As laid out in a circular letter first disseminated in the fall of 1791, Jeremy Belknap, the catalyst behind the formation of the Society, envisioned both a repository and a publication program — an institution that would collect, preserve, and disseminate resources for the study of American history.The collection, which today boasts over 12 million pages of manuscript documents in addtion to thousands upon thousands of published items, photographs, and artifacts, began at that first meeting through pledges of family papers, books, and artifacts from the founding members personal collections. And with the appearance of their first title at the start of 1792, volume 1 of the still published Collections of the Massachusetts HIstorical Society, they also made the MHS the nation’s first institution of any description to publish in its field.

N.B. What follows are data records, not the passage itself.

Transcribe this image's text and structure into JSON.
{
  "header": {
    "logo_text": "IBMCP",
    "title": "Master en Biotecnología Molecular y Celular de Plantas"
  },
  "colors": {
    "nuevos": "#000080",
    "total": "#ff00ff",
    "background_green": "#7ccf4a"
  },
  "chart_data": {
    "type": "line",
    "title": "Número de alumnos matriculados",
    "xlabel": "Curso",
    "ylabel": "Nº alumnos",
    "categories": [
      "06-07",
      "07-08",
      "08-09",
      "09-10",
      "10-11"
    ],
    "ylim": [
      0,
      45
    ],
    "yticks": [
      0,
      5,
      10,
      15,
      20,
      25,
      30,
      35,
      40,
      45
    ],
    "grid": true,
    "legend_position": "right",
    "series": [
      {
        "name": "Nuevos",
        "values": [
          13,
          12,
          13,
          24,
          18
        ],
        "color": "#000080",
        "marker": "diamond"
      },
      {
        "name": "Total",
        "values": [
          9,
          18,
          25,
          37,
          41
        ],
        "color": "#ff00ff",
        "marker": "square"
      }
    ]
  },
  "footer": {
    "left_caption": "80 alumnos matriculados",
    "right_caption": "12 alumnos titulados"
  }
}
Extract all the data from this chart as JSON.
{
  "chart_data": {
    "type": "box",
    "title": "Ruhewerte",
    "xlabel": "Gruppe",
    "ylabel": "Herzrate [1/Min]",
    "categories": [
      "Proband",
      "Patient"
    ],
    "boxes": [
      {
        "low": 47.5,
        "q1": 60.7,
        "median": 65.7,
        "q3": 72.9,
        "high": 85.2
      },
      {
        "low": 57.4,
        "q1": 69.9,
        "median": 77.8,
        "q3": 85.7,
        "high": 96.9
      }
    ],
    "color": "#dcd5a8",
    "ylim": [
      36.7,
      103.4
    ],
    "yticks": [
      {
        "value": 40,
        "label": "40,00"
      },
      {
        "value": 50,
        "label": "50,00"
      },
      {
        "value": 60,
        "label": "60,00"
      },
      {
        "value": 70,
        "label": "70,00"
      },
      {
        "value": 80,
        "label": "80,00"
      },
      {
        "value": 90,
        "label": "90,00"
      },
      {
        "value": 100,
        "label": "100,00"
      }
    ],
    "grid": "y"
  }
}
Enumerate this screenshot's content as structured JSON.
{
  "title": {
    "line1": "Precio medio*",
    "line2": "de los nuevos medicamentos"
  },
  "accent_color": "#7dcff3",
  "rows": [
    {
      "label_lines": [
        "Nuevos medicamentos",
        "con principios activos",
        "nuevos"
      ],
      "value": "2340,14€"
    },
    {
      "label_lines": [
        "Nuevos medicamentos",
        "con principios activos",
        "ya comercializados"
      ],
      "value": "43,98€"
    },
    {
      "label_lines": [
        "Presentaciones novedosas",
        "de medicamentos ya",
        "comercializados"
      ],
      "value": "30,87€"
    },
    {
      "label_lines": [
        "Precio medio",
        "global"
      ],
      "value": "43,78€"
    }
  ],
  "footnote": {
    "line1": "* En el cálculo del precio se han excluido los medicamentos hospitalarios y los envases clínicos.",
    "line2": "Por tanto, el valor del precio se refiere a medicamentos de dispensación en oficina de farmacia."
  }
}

We are proud to say that 222 years later the MHS is still an active repository and publisher. Our collection continues to grow and supports the work of thousands of researchers every year, who access our holdings through visiting our library, exploring our website, reading our publications (and the many publications that result from the work of our researchers), and corresponding with our staff members.
Wishing a very happy birthday to the MHS — and many, many more.
**For more on the history of the MHS, see Louis Leonard Tucker’s The Massachusetts Historical Society: A Bicentennial History, 1791 – 1991 (Boston: Massachusetts Historical Society, 1995).